CrossRefPubMed 37. Vogler AJ, Keys CE, Allender C, Bailey PF-02341066 solubility dmso I, Girard J, Pearson T, Smith KL, Wagner DM, Keim P: Mutations, mutation rates, and evolution at the hypervariable VNTR loci of Yersinia pestis. Mutat Res-Fund Mol M 2007,616(1–2):145–158.CrossRef 38. Lipsitch M: Microbiology – Bacterial population genetics and disease. Science 2001,292(5514):59–60.CrossRefPubMed Competing interests The authors declare that they have no competing interests. Authors’ contributions All authors have reviewed and approved the final version of
the paper. HKG designed the study, collected and processed the samples, conducted the data analysis and interpretation, and wrote the paper. BS assisted in processing the tick samples. SRT helped design the study, collect samples, and write the paper.”
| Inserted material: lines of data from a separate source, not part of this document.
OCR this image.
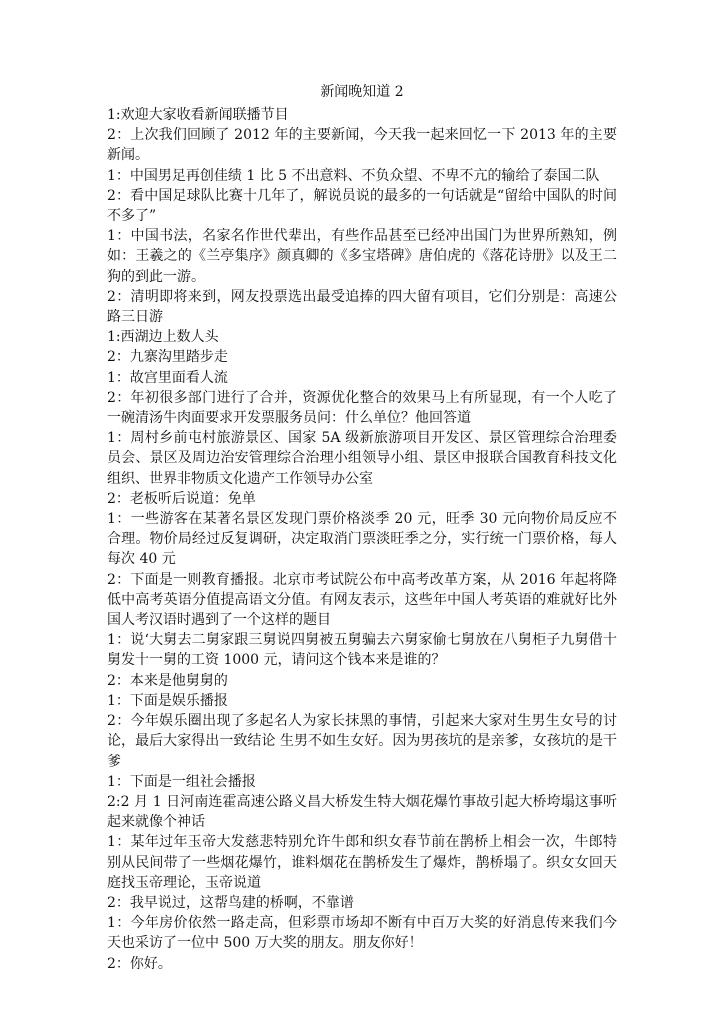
新闻晚知道 2

1:欢迎大家收看新闻联播节目

2：上次我们回顾了 2012 年的主要新闻，今天我一起来回忆一下 2013 年的主要新闻。

1：中国男足再创佳绩 1 比 5 不出意料、不负众望、不卑不亢的输给了泰国二队

2：看中国足球队比赛十几年了，解说员说的最多的一句话就是“留给中国队的时间不多了”

1：中国书法，名家名作世代辈出，有些作品甚至已经冲出国门为世界所熟知，例如：王羲之的《兰亭集序》颜真卿的《多宝塔碑》唐伯虎的《落花诗册》以及王二狗的到此一游。

2：清明即将来到，网友投票选出最受追捧的四大留有项目，它们分别是：高速公路三日游

1:西湖边上数人头

2：九寨沟里踏步走

1：故宫里面看人流

2：年初很多部门进行了合并，资源优化整合的效果马上有所显现，有一个人吃了一碗清汤牛肉面要求开发票服务员问：什么单位？他回答道

1：周村乡前屯村旅游景区、国家 5A 级新旅游项目开发区、景区管理综合治理委员会、景区及周边治安管理综合治理小组领导小组、景区申报联合国教育科技文化组织、世界非物质文化遗产工作领导办公室

2：老板听后说道：免单

1：一些游客在某著名景区发现门票价格淡季 20 元，旺季 30 元向物价局反应不合理。物价局经过反复调研，决定取消门票淡旺季之分，实行统一门票价格，每人每次 40 元

2：下面是一则教育播报。北京市考试院公布中高考改革方案，从 2016 年起将降低中高考英语分值提高语文分值。有网友表示，这些年中国人考英语的难就好比外国人考汉语时遇到了一个这样的题目

1：说‘大舅去二舅家跟三舅说四舅被五舅骗去六舅家偷七舅放在八舅柜子九舅借十舅发十一舅的工资 1000 元，请问这个钱本来是谁的？

2：本来是他舅舅的

1：下面是娱乐播报

2：今年娱乐圈出现了多起名人为家长抹黑的事情，引起来大家对生男生女号的讨论，最后大家得出一致结论 生男不如生女好。因为男孩坑的是亲爹，女孩坑的是干爹

1：下面是一组社会播报

2:2 月 1 日河南连霍高速公路义昌大桥发生特大烟花爆竹事故引起大桥垮塌这事听起来就像个神话

1：某年过年玉帝大发慈悲特别允许牛郎和织女春节前在鹊桥上相会一次，牛郎特别从民间带了一些烟花爆竹，谁料烟花在鹊桥发生了爆炸，鹊桥塌了。织女女回天庭找玉帝理论，玉帝说道

2：我早说过，这帮鸟建的桥啊，不靠谱

1：今年房价依然一路走高，但彩票市场却不断有中百万大奖的好消息传来我们今天也采访了一位中 500 万大奖的朋友。朋友你好！

2：你好。
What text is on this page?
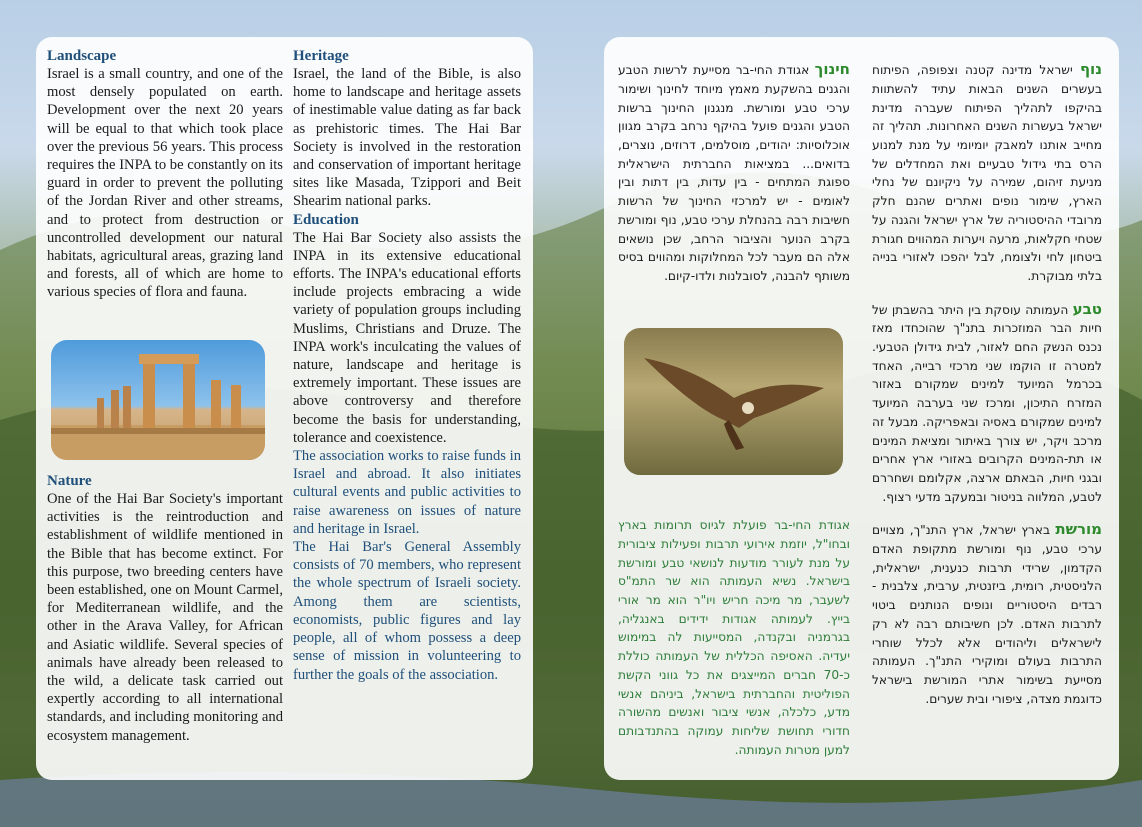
Landscape

Israel is a small country, and one of the most densely populated on earth. Development over the next 20 years will be equal to that which took place over the previous 56 years. This process requires the INPA to be constantly on its guard in order to prevent the polluting of the Jordan River and other streams, and to protect from destruction or uncontrolled development our natural habitats, agricultural areas, grazing land and forests, all of which are home to various species of flora and fauna.

Nature

One of the Hai Bar Society's important activities is the reintroduction and establishment of wildlife mentioned in the Bible that has become extinct. For this purpose, two breeding centers have been established, one on Mount Carmel, for Mediterranean wildlife, and the other in the Arava Valley, for African and Asiatic wildlife. Several species of animals have already been released to the wild, a delicate task carried out expertly according to all international standards, and including monitoring and ecosystem management.

Heritage

Israel, the land of the Bible, is also home to landscape and heritage assets of inestimable value dating as far back as prehistoric times. The Hai Bar Society is involved in the restoration and conservation of important heritage sites like Masada, Tzippori and Beit Shearim national parks.

Education

The Hai Bar Society also assists the INPA in its extensive educational efforts. The INPA's educational efforts include projects embracing a wide variety of population groups including Muslims, Christians and Druze. The INPA work's inculcating the values of nature, landscape and heritage is extremely important. These issues are above controversy and therefore become the basis for understanding, tolerance and coexistence.

The association works to raise funds in Israel and abroad. It also initiates cultural events and public activities to raise awareness on issues of nature and heritage in Israel.

The Hai Bar's General Assembly consists of 70 members, who represent the whole spectrum of Israeli society. Among them are scientists, economists, public figures and lay people, all of whom possess a deep sense of mission in volunteering to further the goals of the association.

נוף ישראל מדינה קטנה וצפופה, הפיתוח בעשרים השנים הבאות עתיד להשתוות בהיקפו לתהליך הפיתוח שעברה מדינת ישראל בעשרות השנים האחרונות. תהליך זה מחייב אותנו למאבק יומיומי על מנת למנוע הרס בתי גידול טבעיים ואת המחדלים של מניעת זיהום, שמירה על ניקיונם של נחלי הארץ, שימור נופים ואתרים שהנם חלק מרובדי ההיסטוריה של ארץ ישראל והגנה על שטחי חקלאות, מרעה ויערות המהווים חגורת ביטחון לחי ולצומח, לבל יהפכו לאזורי בנייה בלתי מבוקרת.

טבע העמותה עוסקת בין היתר בהשבתן של חיות הבר המוזכרות בתנ"ך שהוכחדו מאז נכנס הנשק החם לאזור, לבית גידולן הטבעי. למטרה זו הוקמו שני מרכזי רבייה, האחד בכרמל המיועד למינים שמקורם באזור המזרח התיכון, ומרכז שני בערבה המיועד למינים שמקורם באסיה ובאפריקה. מבעל זה מרכב ויקר, יש צורך באיתור ומציאת המינים או תת-המינים הקרובים באזורי ארץ אחרים ובגני חיות, הבאתם ארצה, אקלומם ושחררם לטבע, המלווה בניטור ובמעקב מדעי רצוף.

מורשת בארץ ישראל, ארץ התנ"ך, מצויים ערכי טבע, נוף ומורשת מתקופת האדם הקדמון, שרידי תרבות כנענית, ישראלית, הלניסטית, רומית, ביזנטית, ערבית, צלבנית - רבדים היסטוריים ונופים הנותנים ביטוי לתרבות האדם. לכן חשיבותם רבה לא רק לישראלים וליהודים אלא לכלל שוחרי התרבות בעולם ומוקירי התנ"ך. העמותה מסייעת בשימור אתרי המורשת בישראל כדוגמת מצדה, ציפורי ובית שערים.

חינוך אגודת החי-בר מסייעת לרשות הטבע והגנים בהשקעת מאמץ מיוחד לחינוך ושימור ערכי טבע ומורשת. מנגנון החינוך ברשות הטבע והגנים פועל בהיקף נרחב בקרב מגוון אוכלוסיות: יהודים, מוסלמים, דרוזים, נוצרים, בדואים... במציאות החברתית הישראלית ספוגת המתחים - בין עדות, בין דתות ובין לאומים - יש למרכזי החינוך של הרשות חשיבות רבה בהנחלת ערכי טבע, נוף ומורשת בקרב הנוער והציבור הרחב, שכן נושאים אלה הם מעבר לכל המחלוקות ומהווים בסיס משותף להבנה, לסובלנות ולדו-קיום.

אגודת החי-בר פועלת לגיוס תרומות בארץ ובחו"ל, יוזמת אירועי תרבות ופעילות ציבורית על מנת לעורר מודעות לנושאי טבע ומורשת בישראל. נשיא העמותה הוא שר התמ"ס לשעבר, מר מיכה חריש ויו"ר הוא מר אורי בייץ. לעמותה אגודות ידידים באנגליה, בגרמניה ובקנדה, המסייעות לה במימוש יעדיה. האסיפה הכללית של העמותה כוללת כ-70 חברים המייצגים את כל גווני הקשת הפוליטית והחברתית בישראל, ביניהם אנשי מדע, כלכלה, אנשי ציבור ואנשים מהשורה חדורי תחושת שליחות עמוקה בהתנדבותם למען מטרות העמותה.
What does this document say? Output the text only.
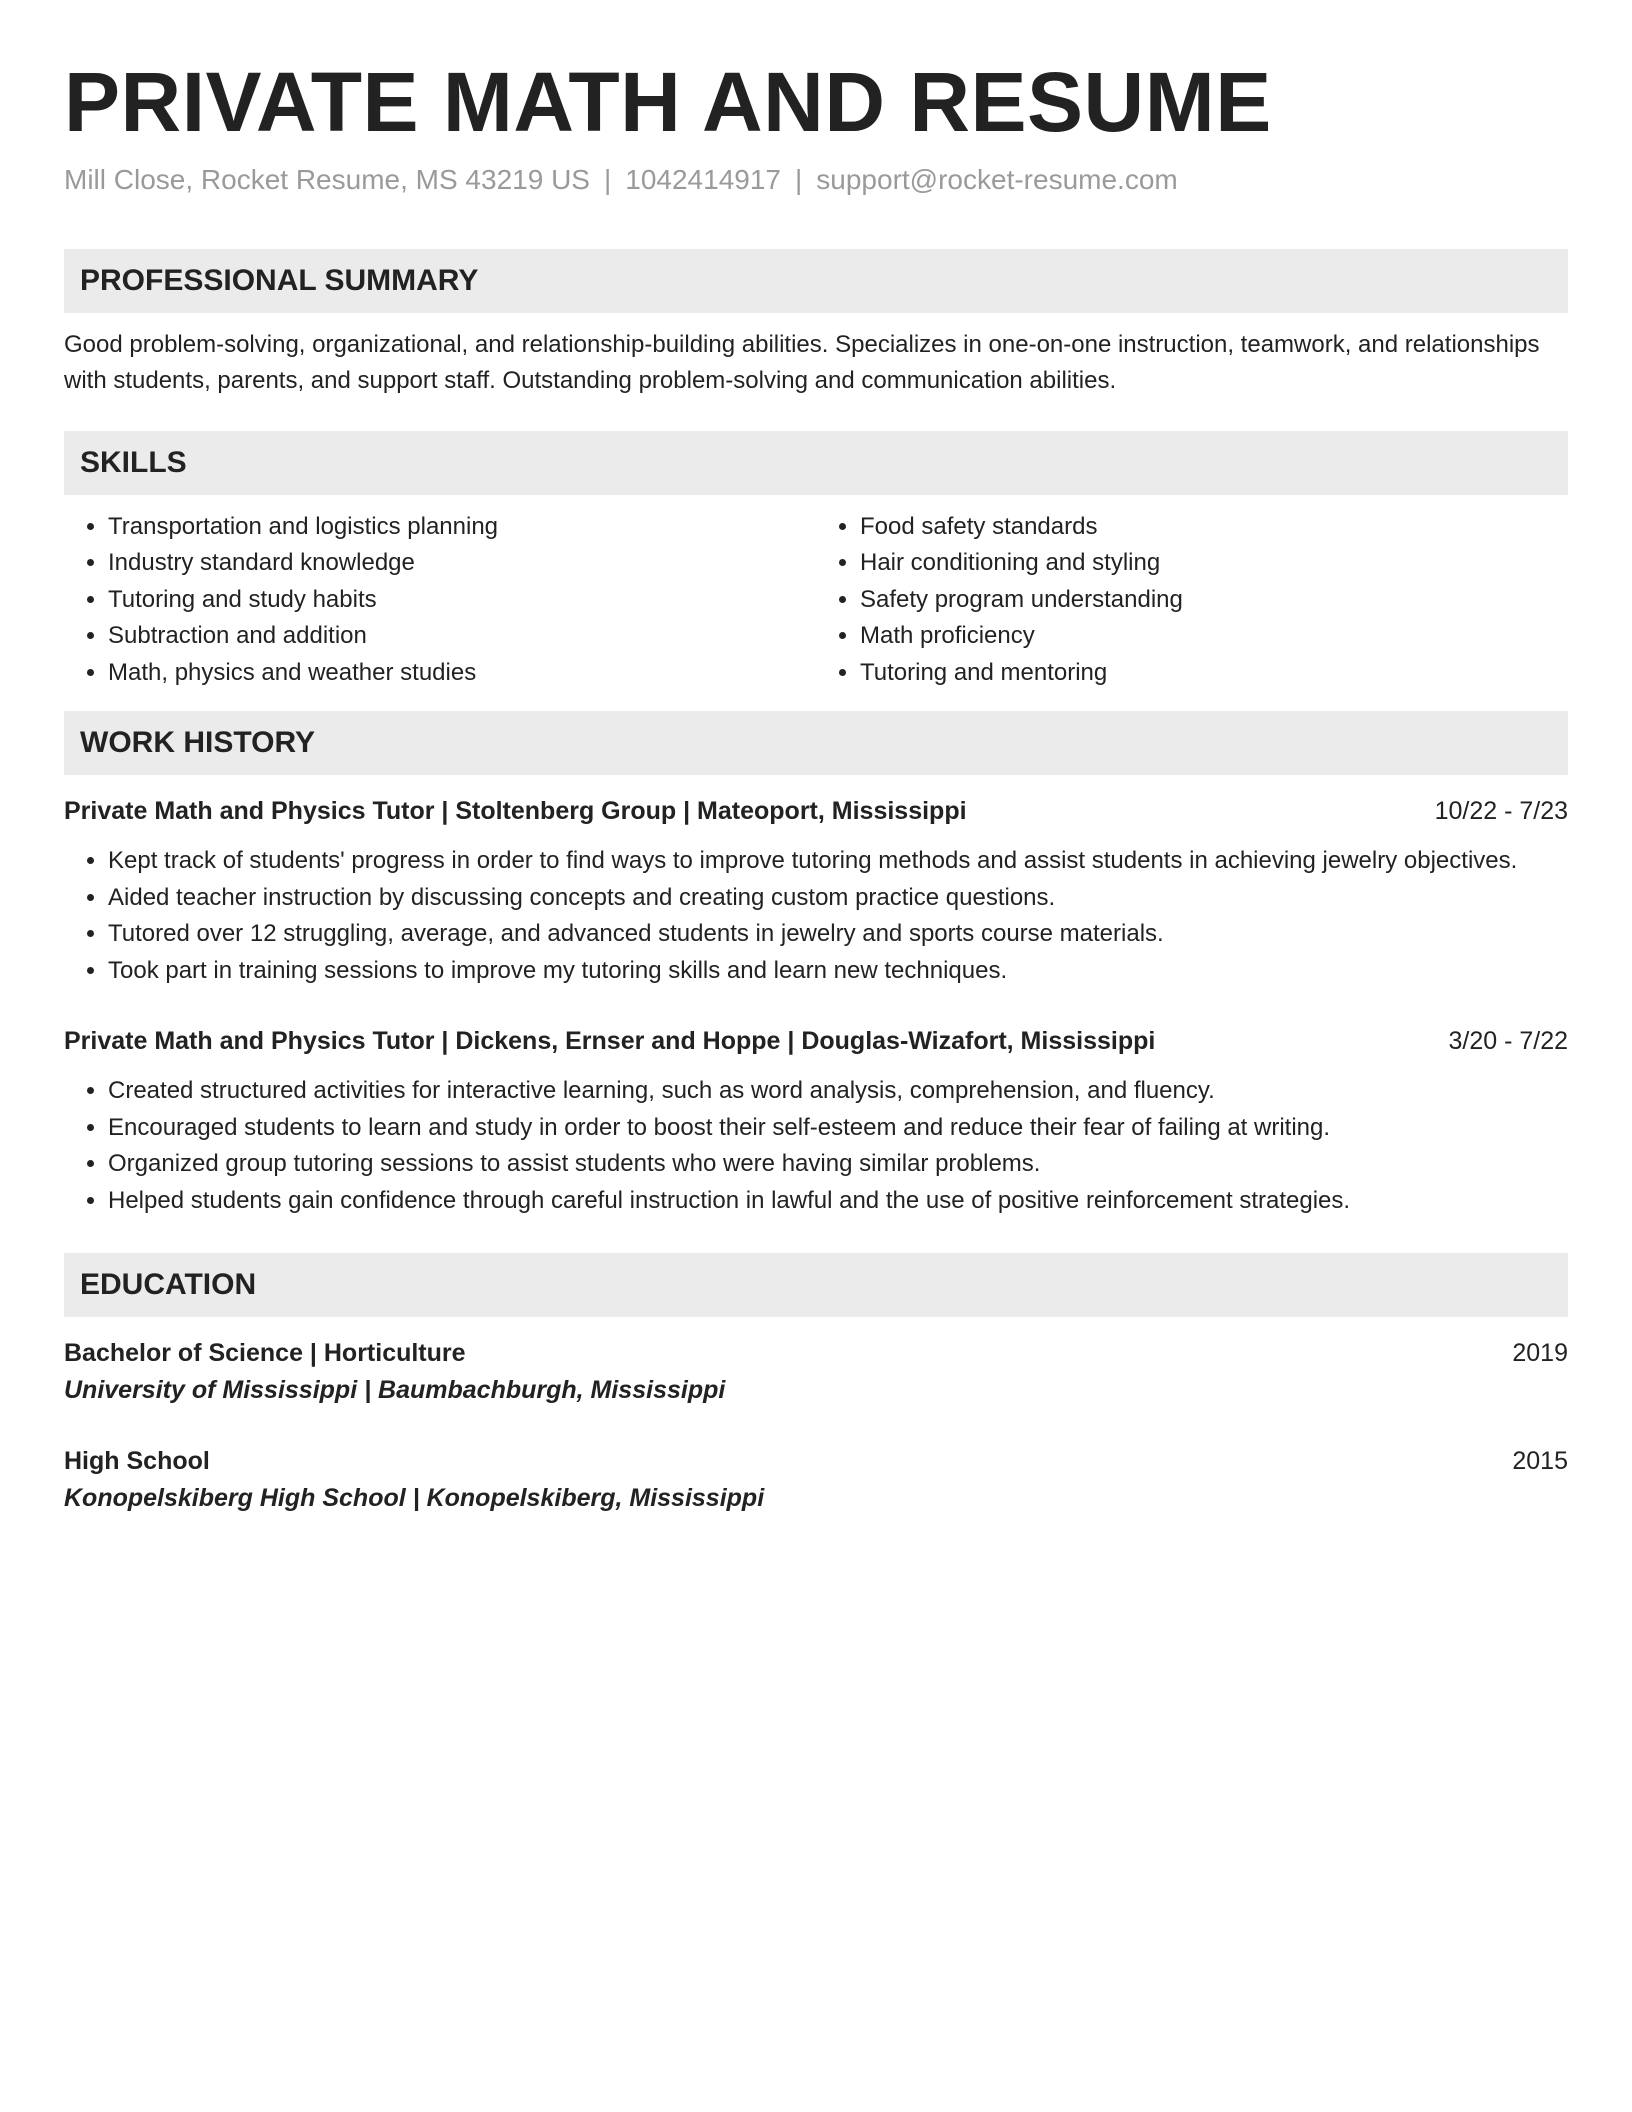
PRIVATE MATH AND RESUME
Mill Close, Rocket Resume, MS 43219 US | 1042414917 | support@rocket-resume.com
PROFESSIONAL SUMMARY

Good problem-solving, organizational, and relationship-building abilities. Specializes in one-on-one instruction, teamwork, and relationships with students, parents, and support staff. Outstanding problem-solving and communication abilities.

SKILLS
• Transportation and logistics planning
• Industry standard knowledge
• Tutoring and study habits
• Subtraction and addition
• Math, physics and weather studies
• Food safety standards
• Hair conditioning and styling
• Safety program understanding
• Math proficiency
• Tutoring and mentoring
WORK HISTORY
Private Math and Physics Tutor | Stoltenberg Group | Mateoport, Mississippi	10/22 - 7/23
• Kept track of students' progress in order to find ways to improve tutoring methods and assist students in achieving jewelry objectives.
• Aided teacher instruction by discussing concepts and creating custom practice questions.
• Tutored over 12 struggling, average, and advanced students in jewelry and sports course materials.
• Took part in training sessions to improve my tutoring skills and learn new techniques.
Private Math and Physics Tutor | Dickens, Ernser and Hoppe | Douglas-Wizafort, Mississippi	3/20 - 7/22
• Created structured activities for interactive learning, such as word analysis, comprehension, and fluency.
• Encouraged students to learn and study in order to boost their self-esteem and reduce their fear of failing at writing.
• Organized group tutoring sessions to assist students who were having similar problems.
• Helped students gain confidence through careful instruction in lawful and the use of positive reinforcement strategies.
EDUCATION
Bachelor of Science | Horticulture	2019
University of Mississippi | Baumbachburgh, Mississippi
High School	2015
Konopelskiberg High School | Konopelskiberg, Mississippi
“Background Methanogenic Archaea (methanogens) occupy a distinct position in phylogeny, ecology, and physiology. Occupying much of the phylum Euryarchaeota, and widespread in anaerobic environments, these organisms produce methane as the product of energy-generating metabolism [1]. Hydrogenotrophic methanogens specialize in the use of H2 as electron donor to reduce CO2 to methane. The pathways of methanogenesis are well characterized and the proteins that catalyze steps in the pathways
are known. We are engaged in a long-term effort to understand regulatory networks selleck chemicals in hydrogenotrophic methanogens. Our studies focus on Methanococcus maripaludis, a model species with tractable laboratory growth characteristics and facile genetic tools. Previous studies in M. maripaludis have begun to reveal both mechanisms of regulation and global patterns of gene expression. Many of these studies have concentrated on the effects of certain nutrient limitations. For example, at the mechanistic Immune system level, transcription of genes encoding selleck compound nitrogen assimilation functions is governed by a repressor, NrpR, which is found in many
Euryarchaeota as well as certain Bacteria and mediates the organism’s response to nitrogen limitation [2–4]. However, a global assessment of the response to nitrogen limitation has not previously been conducted in hydrogenotrophic methanogens. At the global level, our previous studies have addressed the effects on the transcriptome of H2-limitation, phosphate-limitation, and leucine-limitation [5, 6]. The effects of these nutrient limitations at the proteome level have not previously been studied. We have also determined the effects on the transcriptome and proteome of a mutation in a hydrogenase gene [7, 8]. Here we focus on the effects of certain nutrient limitations on the proteome of M. maripaludis. We report on the effect of limiting H2, the electron donor of hydrogenotrophic methanogenesis, and of limiting basic nutrients of biosynthesis: nitrogen and phosphate.